When Andrew McNeillie surrendered the last two volumes of The Essays of Virginia Woolf, I was apprehensive. He brought a unique level of knowledge and experience to the project. He assisted Anne Olivier Bell in her magisterial edition of The Diary of Virginia Woolf (five volumes) and produced fine editions of the Common Reader, First and Second Series. While his understanding of the intellectual and culture history of the period and of the life and work of Virginia Woolf is encyclopaedic, he wears his scholarship lightly, directing our attention always to the work with an apparatus that encourages us to read the essays without distraction before exploring references and connections. His remarkable work heightened our understanding and appreciation of one of the most compelling voices in Twentieth Century letters, and I was loath to trust another. Who else could work at this height and keep his footing? It was wasted worry.
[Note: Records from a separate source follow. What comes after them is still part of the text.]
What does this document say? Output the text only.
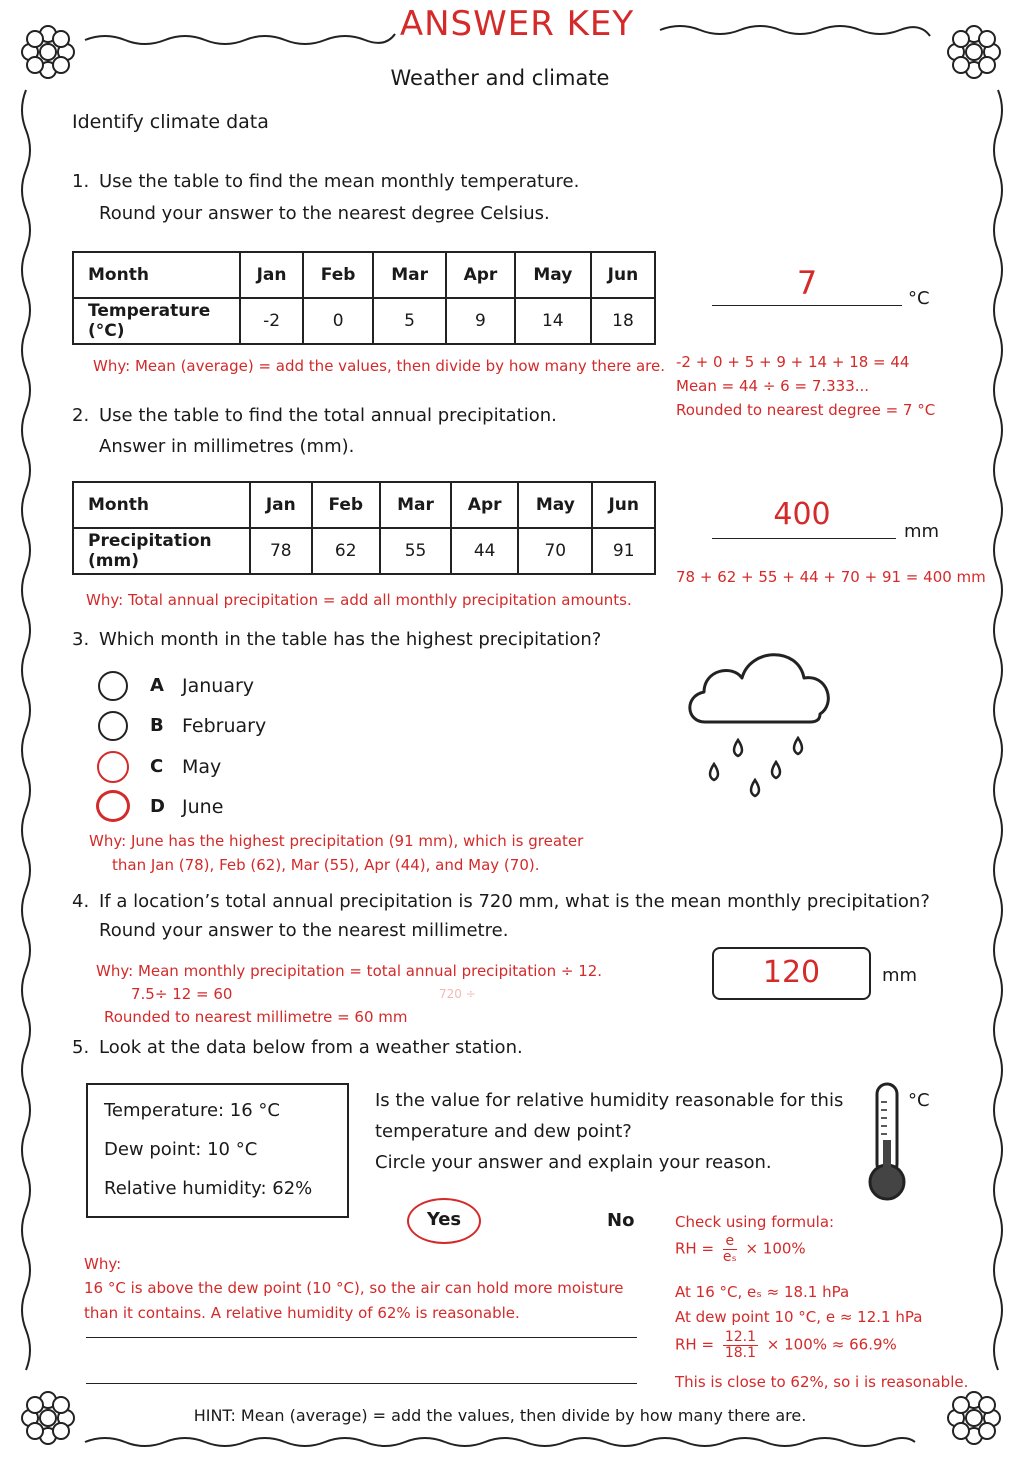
ANSWER KEY
Weather and climate
Identify climate data
1. Use the table to find the mean monthly temperature.
Round your answer to the nearest degree Celsius.
Month	Jan	Feb	Mar	Apr	May	Jun
Temperature (°C)	-2	0	5	9	14	18
7	°C
Why: Mean (average) = add the values, then divide by how many there are. -2 + 0 + 5 + 9 + 14 + 18 = 44
Mean = 44 ÷ 6 = 7.333...
Rounded to nearest degree = 7 °C
2. Use the table to find the total annual precipitation.
Answer in millimetres (mm).
Month	Jan	Feb	Mar	Apr	May	Jun
Precipitation (mm)	78	62	55	44	70	91
400	mm
78 + 62 + 55 + 44 + 70 + 91 = 400 mm
Why: Total annual precipitation = add all monthly precipitation amounts.
3. Which month in the table has the highest precipitation?
A January
B February
C May
D June
Why: June has the highest precipitation (91 mm), which is greater
than Jan (78), Feb (62), Mar (55), Apr (44), and May (70).
4. If a location’s total annual precipitation is 720 mm, what is the mean monthly precipitation?
Round your answer to the nearest millimetre.
Why: Mean monthly precipitation = total annual precipitation ÷ 12.
7.5÷ 12 = 60	720 ÷
Rounded to nearest millimetre = 60 mm
120	mm
5. Look at the data below from a weather station.
Temperature: 16 °C
Dew point: 10 °C
Relative humidity: 62%
Is the value for relative humidity reasonable for this
temperature and dew point?
Circle your answer and explain your reason.
°C
Yes	No
Why:
16 °C is above the dew point (10 °C), so the air can hold more moisture
than it contains. A relative humidity of 62% is reasonable.
Check using formula:
RH = $\frac{e}{\text{eₛ}} \times 100\%$
At 16 °C, eₛ ≈ 18.1 hPa
At dew point 10 °C, e ≈ 12.1 hPa
RH = $\frac{12.1}{18.1} \times 100\% \approx 66.9\%$
This is close to 62%, so i is reasonable.
HINT: Mean (average) = add the values, then divide by how many there are.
Stuart N. Clarke's edition of volume five of The Essays of Virginia Woolf continues Andrew's high level of scholarship and editorial care. Volume Five follows the principles established by McNeillie in the first four and, by increasing attention to textual details, adds depth and resonance. As with the earlier volumes, the fifth allows readers to read the essays without an intrusive apparatus that values the editor's knowledge and skill over the text. While this is the first rule of textual editing, it is often ignored. Thanks to McNeillie and Clarke, Virginia Woolf has been spared the fate of others, Joyce and Conrad most especially, whose work has often been asked to bear the weight of an editorial apparatus that suffocates the text, leaving the author and the reader short of breath.